La butée de l’épaule réalisée sous arthroscopie
Le Pr Pascal Boileau a fait la démonstration en direct de la technique qu’il pratique et a approfondi ces dernières années devant un parterre de congressistes... à Pékin
En assistant au déroulement de l’opération, difficile d’imaginer que le Pr Boileau est en train de réaliser une butée de l’épaule devant des milliers de chirurgiens. Le grand spécialiste de la discipline a ainsi opéré en direct du CHU Pasteur 2 à Nice pour les spectateurs qui assistaient au Global Live Surgery Show à Pékin (un congrès d’experts donc)et pour près de 7500 chirurgiens qui étaient connectés via internet. Son patient, un jeune rugbyman de 17 ans, qui souffrait de luxations de l’épaule à répétition, à tel point qu’il ne pouvait plus pratiquer ce sport. L’enjeu était de taille. Le Pr Pascal Boileau a donc réalisé une butée de l’épaule – dite opération de Latarjet, du nom du chirurgien qui l’a développée. Le Niçois a considérablement approfondi la technique : « la pluplart du temps elle est réalisée à ciel ouvert, c’est-à-dire en pratiquant une incision de 5 à 7 cm en avant de l’épaule. La technique que j’ai mise au point permet de la réaliser sous arthroscopie : il n’est plus nécessaire d’ouvrir, tout se déroule sous contrôle vidéo. Cela permet d’être très précis puisqu’on voit nettement mieux qu’en vision directe, grâce au grossissement optique, notamment les nerfs et les vaisseaux.»

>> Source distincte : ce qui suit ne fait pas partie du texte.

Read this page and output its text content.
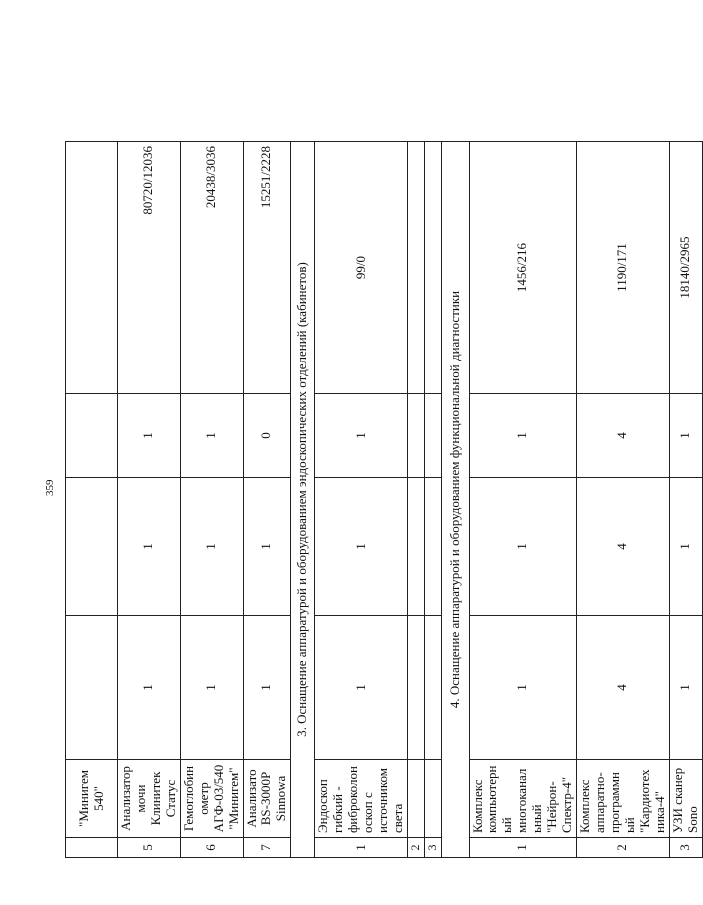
359
	"Минигем 540"				
5	Анализатор мочи Клинитек Статус	1	1	1	80720/12036
6	Гемоглобинометр АГФ-03/540 "Минигем"	1	1	1	20438/3036
7	Анализато BS-3000P Sinnowa	1	1	0	15251/2228
3. Оснащение аппаратурой и оборудованием эндоскопических отделений (кабинетов)					
1	Эндоскоп гибкий - фиброколоноскоп с источником света	1	1	1	99/0
2					
3					
4. Оснащение аппаратурой и оборудованием функциональной диагностики					
1	Комплекс компьютерный многоканальный "Нейрон-Спектр-4"	1	1	1	1456/216
2	Комплекс аппаратно-программный "Кардиотехника-4"	4	4	4	1190/171
3	УЗИ сканер Sono	1	1	1	18140/2965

Instruments spécifiques pour ce type d’opération
Le Pr Boileau a conçu au cours de la dernière décennie des instruments spécifiques lui permettant de réaliser ce type de chirurgie mini-invasice dans les meilleures conditions possibles. « L’objectif est de réaliser une greffe osseuse pour corriger l’érosion osseuse de la glène de l’omoplate, dûe aux multiples luxations et subluxations. On transfère une partie de la coracoïde – qui est un petit os situé à la partie haute de l’omoplate – en avant et en bas de l’épaule pour la stabiliser. Traditionnellement, la butée est fixée par deux vis. Mais j’ai mis au point un implant miniaturisé qui est un double-bouton. C’est l’équivalent d’un rivet fixé de part et d’autre et reliés par une quadruple suture, ce qui va permettre de comprimer la greffe osseuse.» Ce type d’intervention présente plusieurs avantages. D’abord, il n’y a pas de cicatrice puisque les instruments sont introduits par de micro-incisions. Ensuite, le risque infectieux est moindre : la zone opérée est irrigué par du sérum physiologique pendant toute la durée de l’intervention, ce qui permet de «rincer» en quelque sorte l’épaule en permanence. L’arthroscopie diminue aussi le risque de saignements et donc d’hématomes. Les suites opératoires sont donc relativement simples. Le patient peut regagner son domicile dans la journée (dans le cadre de la chirurgie ambulatoire) ou le lendemain, en fonction de son éloignement (comme ici, ou il venait de Corse). Ensuite, il devra observer deux semaines d’immobilisation durant lesquelles l’épaule est maintenue par un attelle. Progressivement, il pourra faire de l’auto-rééducation (en effectuant des mouvements pendulaires simples) avant d’être pris en charge par un kinésithérapeute . « Au bout de trois à quatre semaines, il peut commencer à nager et au bout de trois mois, la reprise des « sports à risque », comme le rugby, est possible», comment le Pr Boileau. Les taux de réussite sont particulièrement élevés. De plus en plus de chirurgiens à travers le monde se forment à cette manière d’opérer, moins invasive, plus efficace et plus durable dans le temps.